C’est la sortie du dernier film de Michel Hazanavicius, Le Redoutable, qui m’a incitée à emprunter ce livre à la médiathèque. Certes, le film est inspiré d’un autre livre d’Anne Wiazemsky mais je savais que dans Jeune fille, elle relatait sa première expérience d’actrice et il me semblait naturel de redécouvrir son parcours cinématographique depuis le début.

C’est en 1965 qu’Anne Wiazemsky, âgée de 17 ans, rencontre le cinéaste Robert Bresson qui va l’engager pour tenir un des rôles principaux dans son film Au hasard Balthazar. Le tournage a lieu pendant l’été et va participer à la transformation de l’adolescente, encore très protégée par son cocon familial, en une jeune fille plus libre et plus assurée.

J’ai déjà lu plusieurs livres d’Anne Wiazemsky, je les ai appréciés mais n’ai jamais réussi à en parler ici, pour des raisons que je n’identifie pas complètement. Peut-être parce que ces romans sont largement basés sur des éléments autobiographiques de l’auteur et qu’ils me parlent plus comme témoignage que comme intrigue romanesque. Et pourtant, il m’arrive d’écrire sur mes lectures d’essais ou de documents.

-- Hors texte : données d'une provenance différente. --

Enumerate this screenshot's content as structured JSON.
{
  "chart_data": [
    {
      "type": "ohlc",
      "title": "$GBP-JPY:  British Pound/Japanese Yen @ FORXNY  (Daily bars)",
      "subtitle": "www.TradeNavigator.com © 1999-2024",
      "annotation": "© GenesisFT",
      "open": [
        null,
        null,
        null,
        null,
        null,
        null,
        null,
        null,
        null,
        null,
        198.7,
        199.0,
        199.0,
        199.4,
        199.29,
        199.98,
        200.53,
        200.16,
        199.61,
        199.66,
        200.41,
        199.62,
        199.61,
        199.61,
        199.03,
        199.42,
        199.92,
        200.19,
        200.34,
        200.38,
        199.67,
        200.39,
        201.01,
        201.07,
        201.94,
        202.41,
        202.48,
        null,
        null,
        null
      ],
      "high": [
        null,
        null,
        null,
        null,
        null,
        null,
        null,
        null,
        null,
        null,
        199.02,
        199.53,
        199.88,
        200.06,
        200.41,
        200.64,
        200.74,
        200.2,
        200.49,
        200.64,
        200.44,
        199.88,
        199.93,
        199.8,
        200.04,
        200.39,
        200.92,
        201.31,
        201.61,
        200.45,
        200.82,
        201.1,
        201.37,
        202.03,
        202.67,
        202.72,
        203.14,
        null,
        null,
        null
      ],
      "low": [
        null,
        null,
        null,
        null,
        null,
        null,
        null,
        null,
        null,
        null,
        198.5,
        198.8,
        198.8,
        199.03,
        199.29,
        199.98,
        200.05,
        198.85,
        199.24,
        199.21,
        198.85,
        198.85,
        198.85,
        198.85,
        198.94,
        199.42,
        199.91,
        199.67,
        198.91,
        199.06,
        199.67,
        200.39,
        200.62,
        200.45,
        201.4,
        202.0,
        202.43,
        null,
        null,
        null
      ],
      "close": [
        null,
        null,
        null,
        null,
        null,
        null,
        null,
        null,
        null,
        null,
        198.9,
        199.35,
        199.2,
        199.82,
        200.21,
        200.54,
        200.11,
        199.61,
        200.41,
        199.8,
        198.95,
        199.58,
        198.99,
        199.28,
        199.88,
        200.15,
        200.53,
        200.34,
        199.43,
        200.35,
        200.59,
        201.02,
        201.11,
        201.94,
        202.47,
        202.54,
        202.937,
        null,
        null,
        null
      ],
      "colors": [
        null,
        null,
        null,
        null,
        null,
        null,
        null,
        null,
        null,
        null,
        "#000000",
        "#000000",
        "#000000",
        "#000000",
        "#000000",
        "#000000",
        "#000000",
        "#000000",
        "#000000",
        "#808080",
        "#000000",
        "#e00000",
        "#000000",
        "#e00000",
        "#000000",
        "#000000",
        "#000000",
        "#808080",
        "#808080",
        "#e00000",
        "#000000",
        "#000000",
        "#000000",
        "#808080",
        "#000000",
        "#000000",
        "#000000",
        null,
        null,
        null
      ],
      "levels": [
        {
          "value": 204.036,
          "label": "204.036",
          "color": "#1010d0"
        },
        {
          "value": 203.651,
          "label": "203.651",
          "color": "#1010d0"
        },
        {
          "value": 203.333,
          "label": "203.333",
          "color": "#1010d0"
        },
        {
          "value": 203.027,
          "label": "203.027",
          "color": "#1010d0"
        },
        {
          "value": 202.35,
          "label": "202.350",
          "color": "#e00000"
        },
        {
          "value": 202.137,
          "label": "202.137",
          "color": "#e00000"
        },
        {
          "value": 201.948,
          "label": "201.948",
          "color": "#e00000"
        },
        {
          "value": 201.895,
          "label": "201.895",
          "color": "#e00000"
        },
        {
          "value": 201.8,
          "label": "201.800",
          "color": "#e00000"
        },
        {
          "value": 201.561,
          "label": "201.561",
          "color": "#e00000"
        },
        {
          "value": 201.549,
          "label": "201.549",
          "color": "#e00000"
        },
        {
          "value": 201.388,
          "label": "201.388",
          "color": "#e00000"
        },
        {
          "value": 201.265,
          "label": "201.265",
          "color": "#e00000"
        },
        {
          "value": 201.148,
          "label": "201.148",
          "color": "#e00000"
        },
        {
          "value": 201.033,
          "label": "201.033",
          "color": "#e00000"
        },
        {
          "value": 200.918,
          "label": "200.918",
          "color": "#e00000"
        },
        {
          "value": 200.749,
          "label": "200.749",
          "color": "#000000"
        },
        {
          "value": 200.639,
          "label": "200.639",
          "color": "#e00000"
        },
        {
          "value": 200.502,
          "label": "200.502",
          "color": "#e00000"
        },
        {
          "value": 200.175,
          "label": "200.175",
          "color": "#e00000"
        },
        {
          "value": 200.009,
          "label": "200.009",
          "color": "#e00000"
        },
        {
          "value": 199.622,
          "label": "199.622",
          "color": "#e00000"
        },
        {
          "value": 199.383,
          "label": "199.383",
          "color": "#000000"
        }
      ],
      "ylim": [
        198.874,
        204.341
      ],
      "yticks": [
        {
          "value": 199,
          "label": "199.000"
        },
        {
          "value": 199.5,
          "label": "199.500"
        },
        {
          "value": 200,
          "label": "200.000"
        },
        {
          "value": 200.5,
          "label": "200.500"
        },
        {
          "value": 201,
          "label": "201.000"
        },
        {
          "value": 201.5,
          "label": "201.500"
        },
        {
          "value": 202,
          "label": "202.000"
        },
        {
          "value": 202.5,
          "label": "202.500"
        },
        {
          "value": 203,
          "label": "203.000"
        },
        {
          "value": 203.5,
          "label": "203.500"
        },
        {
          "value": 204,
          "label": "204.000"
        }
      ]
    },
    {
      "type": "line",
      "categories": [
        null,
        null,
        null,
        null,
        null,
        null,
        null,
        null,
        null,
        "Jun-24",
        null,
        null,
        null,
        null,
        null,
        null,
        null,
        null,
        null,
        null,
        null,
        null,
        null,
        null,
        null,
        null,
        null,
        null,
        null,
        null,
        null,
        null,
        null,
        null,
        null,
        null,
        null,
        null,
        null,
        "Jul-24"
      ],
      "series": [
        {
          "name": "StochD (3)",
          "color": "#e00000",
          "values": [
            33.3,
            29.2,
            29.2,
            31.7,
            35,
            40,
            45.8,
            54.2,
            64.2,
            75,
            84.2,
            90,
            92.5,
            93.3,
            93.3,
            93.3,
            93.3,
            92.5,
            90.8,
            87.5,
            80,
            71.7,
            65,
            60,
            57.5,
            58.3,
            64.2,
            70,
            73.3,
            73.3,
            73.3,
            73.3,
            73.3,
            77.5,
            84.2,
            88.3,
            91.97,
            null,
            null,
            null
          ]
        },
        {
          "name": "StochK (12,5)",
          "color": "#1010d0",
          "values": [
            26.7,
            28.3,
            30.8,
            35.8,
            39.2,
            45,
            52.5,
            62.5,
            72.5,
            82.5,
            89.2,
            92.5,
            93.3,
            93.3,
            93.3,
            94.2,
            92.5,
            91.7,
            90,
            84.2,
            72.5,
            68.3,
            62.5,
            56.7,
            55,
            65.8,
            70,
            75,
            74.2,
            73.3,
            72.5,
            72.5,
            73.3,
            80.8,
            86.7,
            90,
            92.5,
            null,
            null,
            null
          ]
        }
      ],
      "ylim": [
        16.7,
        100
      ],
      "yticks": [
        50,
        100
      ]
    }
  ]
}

Ce livre-ci, aussi, je l’ai bien aimé. Sans doute parce que cette année 1965 me replonge dans l’enfance – j’avais sept ans et cette année a marqué un tournant dans ma vie, pas vraiment heureux, pourtant. Je retrouve dans les mots d’Anne Wiazemsky les traces d’une certaine éducation, des principes que l’on avait même dans des milieux moins intellectuels et privilégiés que celui où elle évoluait. Et puis j’ai beaucoup aimé la façon dont elle raconte sa découverte de l’univers du cinéma et des plateaux de tournage, sa complicité avec les équipes techniques, ses interrogations face à la personnalité complexe du réalisateur, la progression de sa compréhension de son rôle d’actrice. C’est très agréable à lire, un style sans fioritures, qui soutient un propos parfois léger, parfois plus grave, dans tous les cas sincère et pudique mais dénué de passion. C’est peut-être cette modération qui fait que j’ai du mal à parler des livres d’Anne Wiazemsky.

Un extrait (page 217)
Au sortir du métro Trocadéro, je m'arrête pour marquer une pause. Un brouillard humide et poisseux estompe les bâtiments du palais de Chaillot, l'esplanade, la tour Eiffel, un peu plus loin. Ce brouillard d'octobre accentue l'étrangeté de mon retour à la vie normale : la maison et ma famille, la veille, le collège de Sainte-Marie, maintenant. Depuis que je suis rentrée chez moi, j'ai le sentiment d'être une étrangère en visite. Ma vie n'est pas vraiment là. Ni auprès de Robert Bresson ni au sein de l'équipe du film, comme je l'avais cru durant l'été : cela aussi est terminé. Je l'avais compris en les voyant retrouver leur femme ou leur petite amie. Ma vie, ce serait encore autre chose. Le brouillard soudain se dissipe, la tour Eiffel surgit bien nette et, derrière elle, les jardins du Champs-de-Mars, Paris. Face à ce paysage nettoyé, il me semble que je la pressens ma vie, fugitivement mais à perte de vue.


Ce sont les dernière phrases du livre et la dernière, pleine d'élan, résonne aujourd'hui bien différemment, alors qu'Anne Wiazemsky vient de disparaitre.